Mapeo del cosmos: una guía del universo 3D sin precedentes sobre la energía oscura

9

Los científicos han alcanzado un hito histórico en cosmología al completar el mapa 3D más grande y detallado del universo jamás creado. Utilizando el Instrumento espectroscópico de energía oscura (DESI), los investigadores han mapeado con éxito un volumen sin precedentes del cosmos, proporcionando un nuevo conjunto de datos masivo diseñado para resolver uno de los mayores misterios de la física: la energía oscura.

La escala del descubrimiento

El proyecto DESI ha superado sus objetivos originales, completando sus observaciones primarias antes de lo previsto y arrojando muchos más datos de los previstos inicialmente. Este mapa de alta resolución no es sólo un logro visual; es una potencia estadística.

La encuesta ha catalogado:
47 millones de galaxias y quásares
20 millones de estrellas

Para poner esto en perspectiva, DESI ha recopilado datos sobre seis veces más galaxias y quásares que todas las mediciones astronómicas anteriores combinadas. Este gran volumen de datos permite a los científicos ir más allá de la mera observación y realizar pruebas de alta precisión de cómo se comporta el universo a gran escala.

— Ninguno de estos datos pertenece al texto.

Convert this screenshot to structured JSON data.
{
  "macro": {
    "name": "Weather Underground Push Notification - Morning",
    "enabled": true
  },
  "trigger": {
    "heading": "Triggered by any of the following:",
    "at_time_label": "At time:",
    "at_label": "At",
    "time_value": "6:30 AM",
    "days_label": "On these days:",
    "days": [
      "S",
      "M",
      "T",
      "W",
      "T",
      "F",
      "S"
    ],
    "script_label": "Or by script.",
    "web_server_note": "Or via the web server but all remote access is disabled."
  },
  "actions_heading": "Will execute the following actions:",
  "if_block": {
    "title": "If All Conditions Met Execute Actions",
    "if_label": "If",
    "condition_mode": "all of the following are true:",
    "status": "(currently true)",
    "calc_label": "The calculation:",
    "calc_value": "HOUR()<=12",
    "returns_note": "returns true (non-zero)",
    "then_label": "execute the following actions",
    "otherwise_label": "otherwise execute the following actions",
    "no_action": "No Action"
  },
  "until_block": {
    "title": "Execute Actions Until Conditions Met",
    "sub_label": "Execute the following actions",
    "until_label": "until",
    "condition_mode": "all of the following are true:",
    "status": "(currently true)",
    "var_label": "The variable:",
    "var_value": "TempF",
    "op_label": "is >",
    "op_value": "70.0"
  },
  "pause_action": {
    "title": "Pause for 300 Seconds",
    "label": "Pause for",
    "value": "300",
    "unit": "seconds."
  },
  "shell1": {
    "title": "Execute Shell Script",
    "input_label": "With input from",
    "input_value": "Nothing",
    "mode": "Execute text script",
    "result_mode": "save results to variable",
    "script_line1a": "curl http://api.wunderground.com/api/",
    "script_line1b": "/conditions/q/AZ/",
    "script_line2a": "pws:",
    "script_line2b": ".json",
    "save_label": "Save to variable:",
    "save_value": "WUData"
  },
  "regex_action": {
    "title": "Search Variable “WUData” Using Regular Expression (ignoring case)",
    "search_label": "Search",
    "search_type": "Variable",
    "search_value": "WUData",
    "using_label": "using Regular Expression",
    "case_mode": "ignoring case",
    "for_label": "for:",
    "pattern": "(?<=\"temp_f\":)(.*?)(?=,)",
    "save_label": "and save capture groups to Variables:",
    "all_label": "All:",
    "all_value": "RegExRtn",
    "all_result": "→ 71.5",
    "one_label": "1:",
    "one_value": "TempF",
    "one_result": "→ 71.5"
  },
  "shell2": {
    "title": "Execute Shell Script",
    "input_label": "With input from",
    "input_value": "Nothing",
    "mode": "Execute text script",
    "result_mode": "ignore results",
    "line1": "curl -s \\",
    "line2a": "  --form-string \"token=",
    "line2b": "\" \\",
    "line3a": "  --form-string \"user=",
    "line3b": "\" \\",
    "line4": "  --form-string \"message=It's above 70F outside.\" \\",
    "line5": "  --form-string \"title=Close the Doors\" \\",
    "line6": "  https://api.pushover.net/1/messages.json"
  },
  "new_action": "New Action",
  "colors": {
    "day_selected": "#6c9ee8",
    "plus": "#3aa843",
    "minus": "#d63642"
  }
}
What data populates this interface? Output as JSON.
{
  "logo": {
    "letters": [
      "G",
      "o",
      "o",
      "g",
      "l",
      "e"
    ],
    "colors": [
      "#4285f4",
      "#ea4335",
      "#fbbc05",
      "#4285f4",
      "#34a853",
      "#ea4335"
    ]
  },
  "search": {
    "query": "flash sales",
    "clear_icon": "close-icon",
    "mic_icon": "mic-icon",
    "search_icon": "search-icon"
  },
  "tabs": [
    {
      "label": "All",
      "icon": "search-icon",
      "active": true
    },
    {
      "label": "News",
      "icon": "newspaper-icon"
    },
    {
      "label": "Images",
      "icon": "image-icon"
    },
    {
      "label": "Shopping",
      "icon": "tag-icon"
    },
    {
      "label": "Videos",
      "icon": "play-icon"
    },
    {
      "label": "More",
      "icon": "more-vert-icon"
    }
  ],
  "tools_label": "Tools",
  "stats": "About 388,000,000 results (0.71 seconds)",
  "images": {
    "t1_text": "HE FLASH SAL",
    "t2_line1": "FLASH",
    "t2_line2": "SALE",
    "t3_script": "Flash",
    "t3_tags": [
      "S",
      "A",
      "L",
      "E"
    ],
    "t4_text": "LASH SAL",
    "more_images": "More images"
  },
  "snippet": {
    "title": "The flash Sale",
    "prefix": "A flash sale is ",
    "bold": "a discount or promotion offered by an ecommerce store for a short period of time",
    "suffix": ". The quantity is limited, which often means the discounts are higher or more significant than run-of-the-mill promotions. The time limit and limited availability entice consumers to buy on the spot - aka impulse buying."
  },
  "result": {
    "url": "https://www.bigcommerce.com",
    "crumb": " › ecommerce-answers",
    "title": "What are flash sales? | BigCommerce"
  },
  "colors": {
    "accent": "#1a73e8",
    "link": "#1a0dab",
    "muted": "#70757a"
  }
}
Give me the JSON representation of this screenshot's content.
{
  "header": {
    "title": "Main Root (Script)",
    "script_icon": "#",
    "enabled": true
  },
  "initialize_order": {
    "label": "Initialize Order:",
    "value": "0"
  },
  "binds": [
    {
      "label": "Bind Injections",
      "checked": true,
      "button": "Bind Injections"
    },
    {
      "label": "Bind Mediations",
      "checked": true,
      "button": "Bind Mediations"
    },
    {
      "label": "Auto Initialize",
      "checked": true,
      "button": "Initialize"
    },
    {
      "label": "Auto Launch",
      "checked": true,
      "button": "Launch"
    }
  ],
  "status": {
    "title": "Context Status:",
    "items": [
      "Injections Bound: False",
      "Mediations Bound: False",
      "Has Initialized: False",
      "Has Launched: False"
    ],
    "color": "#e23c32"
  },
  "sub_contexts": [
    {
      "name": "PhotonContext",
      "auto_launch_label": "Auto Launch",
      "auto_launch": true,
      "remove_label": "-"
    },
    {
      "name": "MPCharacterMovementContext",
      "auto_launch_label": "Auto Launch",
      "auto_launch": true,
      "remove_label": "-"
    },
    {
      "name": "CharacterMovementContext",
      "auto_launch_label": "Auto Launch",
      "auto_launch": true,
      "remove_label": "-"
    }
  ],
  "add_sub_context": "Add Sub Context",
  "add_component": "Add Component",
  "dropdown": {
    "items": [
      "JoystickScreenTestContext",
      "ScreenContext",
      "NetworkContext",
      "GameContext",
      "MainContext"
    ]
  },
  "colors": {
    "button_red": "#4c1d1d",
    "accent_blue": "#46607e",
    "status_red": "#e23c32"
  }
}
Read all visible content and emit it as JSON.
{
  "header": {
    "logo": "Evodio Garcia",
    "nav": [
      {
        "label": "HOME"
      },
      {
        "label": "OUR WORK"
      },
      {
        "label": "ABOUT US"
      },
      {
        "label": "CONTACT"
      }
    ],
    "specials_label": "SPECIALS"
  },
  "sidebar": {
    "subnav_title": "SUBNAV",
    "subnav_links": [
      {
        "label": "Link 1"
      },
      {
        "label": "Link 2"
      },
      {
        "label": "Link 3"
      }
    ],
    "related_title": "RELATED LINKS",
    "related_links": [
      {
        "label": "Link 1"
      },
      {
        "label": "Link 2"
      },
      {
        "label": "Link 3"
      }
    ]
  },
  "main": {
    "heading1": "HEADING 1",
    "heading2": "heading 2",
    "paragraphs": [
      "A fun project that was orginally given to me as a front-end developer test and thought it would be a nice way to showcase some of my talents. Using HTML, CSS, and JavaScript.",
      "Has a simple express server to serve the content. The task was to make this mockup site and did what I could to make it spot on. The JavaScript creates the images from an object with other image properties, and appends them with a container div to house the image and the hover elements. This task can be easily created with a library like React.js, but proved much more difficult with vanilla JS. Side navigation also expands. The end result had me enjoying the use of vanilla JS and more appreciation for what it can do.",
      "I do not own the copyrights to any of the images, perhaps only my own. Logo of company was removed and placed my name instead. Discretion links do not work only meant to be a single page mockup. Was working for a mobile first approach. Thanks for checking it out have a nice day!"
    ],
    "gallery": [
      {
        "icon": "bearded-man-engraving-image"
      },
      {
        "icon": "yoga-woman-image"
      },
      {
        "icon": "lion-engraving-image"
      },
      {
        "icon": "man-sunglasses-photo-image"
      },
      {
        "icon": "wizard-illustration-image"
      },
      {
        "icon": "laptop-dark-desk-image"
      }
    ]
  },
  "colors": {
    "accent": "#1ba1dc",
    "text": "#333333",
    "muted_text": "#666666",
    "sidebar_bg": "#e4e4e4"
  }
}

Por qué es importante la energía oscura

Para comprender el significado de este mapa, hay que observar la composición de nuestro universo. El consenso científico actual sugiere que aproximadamente el 70% del cosmos está hecho de energía oscura, una fuerza misteriosa que actúa como una especie de “antigravedad”, impulsando la expansión acelerada del universo.

A pesar de su predominio, no sabemos realmente qué es la energía oscura ni cómo se comporta. Durante décadas, los científicos han actuado bajo el supuesto de que la energía oscura es una fuerza constante. Sin embargo, el enorme conjunto de datos proporcionado por DESI ofrece la oportunidad de probar una posibilidad más radical: que la energía oscura podría estar evolucionando con el tiempo. Si los datos muestran que la fuerza de la energía oscura cambia, obligaría a una reescritura fundamental de nuestra comprensión de la física y el destino final del universo.

Un esfuerzo global para superar los obstáculos

El proyecto DESI es una colaboración internacional monumental en la que participan más de 900 investigadores de más de 70 instituciones de todo el mundo. Gestionado por el Laboratorio Nacional Lawrence Berkeley, el proyecto ha contado con importantes contribuciones de varias entidades globales, incluidas funciones importantes desempeñadas por investigadores de la Universidad Estatal de Ohio.

La misión no estuvo exenta de obstáculos. En 2022, el proyecto enfrentó una interrupción importante cuando el incendio forestal de Contras cortó la electricidad y el acceso a Internet en el observatorio durante varios meses. A pesar de estos contratiempos logísticos, el equipo utilizó soluciones técnicas creativas para mantener la calidad de los datos, garantizando que la encuesta se mantuviera encaminada.

¿Qué viene después?

Si bien la misión principal de mapear el área objetivo está completa, el trabajo está lejos de terminar. El proyecto está entrando en una transición de varias etapas:

  1. Procesamiento de datos: El equipo está comenzando a procesar el enorme conjunto de datos de cinco años y se espera que los primeros resultados completos se publiquen en 2027.
  2. Observaciones ampliadas: DESI continuará recopilando datos hasta 2028, ampliando su mirada a regiones del cielo más desafiantes.
  3. Mapeo refinado: Las fases futuras se centrarán en estructuras más pequeñas e intrincadas, como galaxias enanas y corrientes estelares, para comprender mejor cómo se formaron y evolucionaron las estructuras cósmicas.

“Una huella de estudio más grande mejorará en gran medida nuestras limitaciones sobre los parámetros cosmológicos y mejorará nuestro programa de materia oscura”, señaló Klaus Honscheid, científico principal de las operaciones de instrumentos DESI.


Conclusión
Al mapear decenas de millones de objetos cósmicos, DESI ha proporcionado a la comunidad científica una herramienta sin precedentes para investigar la naturaleza de la energía oscura. A medida que los investigadores comiencen a analizar este enorme conjunto de datos, es posible que estemos al borde de un cambio de paradigma en la forma en que entendemos la expansión y el destino final de nuestro universo.